Philipp, tout d’abord, félicitations pour votre match : grosses premières, bon revers, excellents retours, mais peut‐être des hauts et des bas sur votre talon d’Achille, le coup droit. Est‐ce que c’est quelque chose sur lequel vous travaillez avec votre nouveau coach, Miles McLagan ?
« Merci ! En fait, Miles n’est pas là, on ne commence notre collaboration que dans trois semaines.
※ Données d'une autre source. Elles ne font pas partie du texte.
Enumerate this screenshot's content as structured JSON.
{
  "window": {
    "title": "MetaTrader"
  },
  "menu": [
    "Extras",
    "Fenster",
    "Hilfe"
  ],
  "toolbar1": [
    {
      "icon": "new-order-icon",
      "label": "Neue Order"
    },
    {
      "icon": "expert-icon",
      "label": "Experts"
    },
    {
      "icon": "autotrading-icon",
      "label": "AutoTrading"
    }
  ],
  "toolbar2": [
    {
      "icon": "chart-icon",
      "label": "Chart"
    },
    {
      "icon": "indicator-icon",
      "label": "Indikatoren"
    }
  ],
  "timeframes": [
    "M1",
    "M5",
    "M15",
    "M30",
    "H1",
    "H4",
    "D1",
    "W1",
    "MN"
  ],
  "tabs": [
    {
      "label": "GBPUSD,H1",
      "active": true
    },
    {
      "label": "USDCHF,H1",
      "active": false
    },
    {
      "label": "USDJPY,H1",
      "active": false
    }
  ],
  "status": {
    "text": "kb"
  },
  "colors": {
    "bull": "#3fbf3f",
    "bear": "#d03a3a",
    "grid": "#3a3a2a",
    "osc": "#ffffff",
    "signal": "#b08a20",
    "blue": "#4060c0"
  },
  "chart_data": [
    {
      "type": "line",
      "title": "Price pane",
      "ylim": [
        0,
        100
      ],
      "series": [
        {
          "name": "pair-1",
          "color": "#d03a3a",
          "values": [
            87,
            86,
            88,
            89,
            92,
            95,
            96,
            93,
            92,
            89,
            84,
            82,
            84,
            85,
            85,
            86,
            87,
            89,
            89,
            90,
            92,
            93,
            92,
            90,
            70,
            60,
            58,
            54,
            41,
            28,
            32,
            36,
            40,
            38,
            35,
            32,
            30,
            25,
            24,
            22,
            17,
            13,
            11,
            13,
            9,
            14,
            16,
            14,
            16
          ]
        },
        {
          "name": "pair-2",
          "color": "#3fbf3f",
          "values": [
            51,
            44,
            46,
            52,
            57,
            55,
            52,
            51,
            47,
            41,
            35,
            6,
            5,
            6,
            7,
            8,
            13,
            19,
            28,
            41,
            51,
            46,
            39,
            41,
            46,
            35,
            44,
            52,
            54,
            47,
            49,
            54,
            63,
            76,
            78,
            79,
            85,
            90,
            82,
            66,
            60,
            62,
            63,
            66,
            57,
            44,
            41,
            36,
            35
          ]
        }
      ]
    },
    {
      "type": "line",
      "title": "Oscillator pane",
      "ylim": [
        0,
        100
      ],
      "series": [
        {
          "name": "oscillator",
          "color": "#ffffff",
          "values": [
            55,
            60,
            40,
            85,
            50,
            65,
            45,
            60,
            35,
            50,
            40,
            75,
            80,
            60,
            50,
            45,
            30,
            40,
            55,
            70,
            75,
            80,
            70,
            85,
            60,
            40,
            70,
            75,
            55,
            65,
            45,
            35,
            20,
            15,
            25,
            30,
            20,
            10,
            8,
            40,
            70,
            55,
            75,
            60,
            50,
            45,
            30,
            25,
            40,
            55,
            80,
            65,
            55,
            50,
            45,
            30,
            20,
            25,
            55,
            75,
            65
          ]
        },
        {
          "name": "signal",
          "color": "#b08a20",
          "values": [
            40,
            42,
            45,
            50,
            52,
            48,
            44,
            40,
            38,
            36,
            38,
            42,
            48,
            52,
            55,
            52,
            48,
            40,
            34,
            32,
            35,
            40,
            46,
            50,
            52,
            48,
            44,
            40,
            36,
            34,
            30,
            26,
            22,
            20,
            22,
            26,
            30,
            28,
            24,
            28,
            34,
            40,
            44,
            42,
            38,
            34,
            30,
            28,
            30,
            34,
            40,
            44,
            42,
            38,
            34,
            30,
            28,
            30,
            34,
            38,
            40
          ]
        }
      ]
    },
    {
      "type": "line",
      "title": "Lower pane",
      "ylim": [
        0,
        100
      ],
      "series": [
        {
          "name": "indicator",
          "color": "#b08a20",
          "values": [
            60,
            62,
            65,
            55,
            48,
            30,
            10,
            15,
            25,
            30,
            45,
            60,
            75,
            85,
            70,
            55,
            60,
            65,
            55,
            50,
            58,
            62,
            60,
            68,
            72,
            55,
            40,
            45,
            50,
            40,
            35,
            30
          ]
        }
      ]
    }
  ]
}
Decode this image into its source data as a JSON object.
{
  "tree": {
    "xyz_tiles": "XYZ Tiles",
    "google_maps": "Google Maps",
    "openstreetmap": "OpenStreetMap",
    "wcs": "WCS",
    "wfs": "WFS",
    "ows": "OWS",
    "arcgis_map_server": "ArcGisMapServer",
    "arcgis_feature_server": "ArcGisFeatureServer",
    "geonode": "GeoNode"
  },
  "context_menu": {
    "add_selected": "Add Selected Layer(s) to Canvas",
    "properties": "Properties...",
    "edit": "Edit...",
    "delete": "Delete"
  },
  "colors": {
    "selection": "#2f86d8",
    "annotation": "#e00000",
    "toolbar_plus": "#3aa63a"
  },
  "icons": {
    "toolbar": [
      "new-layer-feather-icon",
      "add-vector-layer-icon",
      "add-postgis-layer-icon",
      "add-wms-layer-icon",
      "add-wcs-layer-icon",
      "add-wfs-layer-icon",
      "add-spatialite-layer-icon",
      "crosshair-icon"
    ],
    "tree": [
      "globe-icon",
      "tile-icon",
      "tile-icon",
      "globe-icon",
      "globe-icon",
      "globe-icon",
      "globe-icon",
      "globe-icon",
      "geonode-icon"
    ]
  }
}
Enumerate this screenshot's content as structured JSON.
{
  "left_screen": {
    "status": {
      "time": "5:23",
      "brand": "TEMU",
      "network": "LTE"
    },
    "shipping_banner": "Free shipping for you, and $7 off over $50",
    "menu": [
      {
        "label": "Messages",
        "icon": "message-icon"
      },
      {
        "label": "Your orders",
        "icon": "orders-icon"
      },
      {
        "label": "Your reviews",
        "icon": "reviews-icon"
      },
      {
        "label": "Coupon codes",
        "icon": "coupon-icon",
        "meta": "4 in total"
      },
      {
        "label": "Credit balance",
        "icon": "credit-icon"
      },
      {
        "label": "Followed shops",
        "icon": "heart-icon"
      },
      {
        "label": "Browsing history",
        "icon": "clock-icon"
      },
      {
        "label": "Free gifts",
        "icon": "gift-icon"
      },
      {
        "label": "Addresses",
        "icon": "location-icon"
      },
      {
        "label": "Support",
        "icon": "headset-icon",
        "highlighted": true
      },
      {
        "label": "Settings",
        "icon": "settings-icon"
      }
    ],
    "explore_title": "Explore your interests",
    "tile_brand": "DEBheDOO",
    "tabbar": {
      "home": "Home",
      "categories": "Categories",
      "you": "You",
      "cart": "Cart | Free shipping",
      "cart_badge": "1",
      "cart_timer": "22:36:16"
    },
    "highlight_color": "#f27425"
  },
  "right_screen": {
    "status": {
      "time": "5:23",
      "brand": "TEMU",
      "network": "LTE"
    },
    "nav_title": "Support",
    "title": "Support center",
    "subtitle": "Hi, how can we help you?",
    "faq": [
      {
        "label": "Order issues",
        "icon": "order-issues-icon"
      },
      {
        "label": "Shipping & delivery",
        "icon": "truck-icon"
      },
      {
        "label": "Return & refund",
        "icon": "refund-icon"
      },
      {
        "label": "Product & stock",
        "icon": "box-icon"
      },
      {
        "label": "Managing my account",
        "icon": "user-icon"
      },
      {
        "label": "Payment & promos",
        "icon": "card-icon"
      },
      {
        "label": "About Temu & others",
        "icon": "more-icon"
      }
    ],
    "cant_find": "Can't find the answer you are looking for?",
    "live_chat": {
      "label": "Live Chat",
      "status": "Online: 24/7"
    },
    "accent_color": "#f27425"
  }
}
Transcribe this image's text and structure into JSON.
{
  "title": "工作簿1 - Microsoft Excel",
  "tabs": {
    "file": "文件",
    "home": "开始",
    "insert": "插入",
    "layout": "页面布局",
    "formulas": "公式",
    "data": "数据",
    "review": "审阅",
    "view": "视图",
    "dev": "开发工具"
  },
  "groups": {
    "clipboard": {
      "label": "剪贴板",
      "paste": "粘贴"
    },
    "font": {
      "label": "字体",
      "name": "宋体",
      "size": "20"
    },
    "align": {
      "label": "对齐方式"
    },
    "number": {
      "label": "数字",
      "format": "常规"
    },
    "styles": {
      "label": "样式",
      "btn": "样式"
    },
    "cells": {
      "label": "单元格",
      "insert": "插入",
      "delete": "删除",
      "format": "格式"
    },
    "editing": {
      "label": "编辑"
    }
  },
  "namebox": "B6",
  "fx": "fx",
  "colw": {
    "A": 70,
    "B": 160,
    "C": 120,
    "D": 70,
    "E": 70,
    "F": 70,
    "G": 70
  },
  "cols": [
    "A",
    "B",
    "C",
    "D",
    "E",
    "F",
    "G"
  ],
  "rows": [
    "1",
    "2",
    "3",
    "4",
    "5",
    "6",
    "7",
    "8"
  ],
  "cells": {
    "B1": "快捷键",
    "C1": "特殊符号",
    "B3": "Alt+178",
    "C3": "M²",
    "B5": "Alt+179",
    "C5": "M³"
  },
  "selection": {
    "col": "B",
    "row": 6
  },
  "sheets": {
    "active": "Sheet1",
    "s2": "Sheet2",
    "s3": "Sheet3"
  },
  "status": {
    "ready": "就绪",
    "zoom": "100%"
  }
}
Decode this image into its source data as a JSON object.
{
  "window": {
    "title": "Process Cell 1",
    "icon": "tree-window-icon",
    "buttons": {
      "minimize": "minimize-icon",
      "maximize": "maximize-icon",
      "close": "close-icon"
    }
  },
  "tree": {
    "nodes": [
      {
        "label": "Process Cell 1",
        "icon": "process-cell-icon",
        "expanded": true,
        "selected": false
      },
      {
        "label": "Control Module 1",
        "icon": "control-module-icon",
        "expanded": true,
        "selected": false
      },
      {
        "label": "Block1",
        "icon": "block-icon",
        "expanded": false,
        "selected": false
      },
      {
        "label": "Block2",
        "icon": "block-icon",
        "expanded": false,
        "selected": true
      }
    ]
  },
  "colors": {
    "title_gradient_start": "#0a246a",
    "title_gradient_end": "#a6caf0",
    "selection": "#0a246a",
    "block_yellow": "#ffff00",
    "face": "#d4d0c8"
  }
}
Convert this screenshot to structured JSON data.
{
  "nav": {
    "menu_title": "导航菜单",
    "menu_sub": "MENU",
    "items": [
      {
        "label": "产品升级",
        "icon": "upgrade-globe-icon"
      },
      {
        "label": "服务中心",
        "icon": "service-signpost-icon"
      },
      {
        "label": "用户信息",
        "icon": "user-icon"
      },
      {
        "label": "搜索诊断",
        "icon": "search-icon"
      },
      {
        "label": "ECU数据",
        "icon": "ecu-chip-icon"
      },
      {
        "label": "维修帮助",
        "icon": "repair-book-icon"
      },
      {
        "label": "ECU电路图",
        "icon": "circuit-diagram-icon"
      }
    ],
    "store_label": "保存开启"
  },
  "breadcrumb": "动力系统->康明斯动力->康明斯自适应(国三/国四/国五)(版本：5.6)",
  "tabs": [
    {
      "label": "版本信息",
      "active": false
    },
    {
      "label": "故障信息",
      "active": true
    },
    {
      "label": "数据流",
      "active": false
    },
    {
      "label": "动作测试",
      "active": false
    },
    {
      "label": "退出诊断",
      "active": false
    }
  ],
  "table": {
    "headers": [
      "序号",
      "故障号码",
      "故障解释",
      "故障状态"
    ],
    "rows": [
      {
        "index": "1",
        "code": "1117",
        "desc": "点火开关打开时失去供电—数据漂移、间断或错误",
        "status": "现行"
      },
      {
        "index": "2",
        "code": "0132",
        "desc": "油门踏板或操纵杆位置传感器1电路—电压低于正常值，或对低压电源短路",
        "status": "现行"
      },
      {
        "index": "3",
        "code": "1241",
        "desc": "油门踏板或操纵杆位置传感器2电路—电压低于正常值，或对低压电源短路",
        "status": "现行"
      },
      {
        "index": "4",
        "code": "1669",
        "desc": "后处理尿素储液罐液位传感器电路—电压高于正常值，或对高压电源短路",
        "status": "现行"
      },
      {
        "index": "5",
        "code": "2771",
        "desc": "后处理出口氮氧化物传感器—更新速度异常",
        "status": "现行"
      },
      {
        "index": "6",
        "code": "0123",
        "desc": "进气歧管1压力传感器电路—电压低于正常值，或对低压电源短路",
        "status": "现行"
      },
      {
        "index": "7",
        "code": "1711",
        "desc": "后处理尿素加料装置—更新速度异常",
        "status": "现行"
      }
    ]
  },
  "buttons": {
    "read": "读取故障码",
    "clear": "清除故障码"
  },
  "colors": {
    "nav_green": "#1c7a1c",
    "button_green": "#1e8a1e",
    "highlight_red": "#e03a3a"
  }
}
Sinon sur le match, il était bon, c’est difficile à dégager des points faibles ».
Philipp, d’ordinaire vous êtes un joueur réservé, et là aujourd’hui dans les points chauds, beaucoup de « c’mons », de « fist pumps », est‐ce quelque chose que vous tentez d’intégrer à votre gestion de match ?
« Oui, j’avais besoin de faire plus aujourd’hui, je n’étais pas à l’aise le premier match, le derby était compliqué, je me suis poussé à le faire. C’était très tendu au début, et peut‐être que grâce à mes encouragements envers moi‐même j’ai réussi à tout faire de mieux en mieux ».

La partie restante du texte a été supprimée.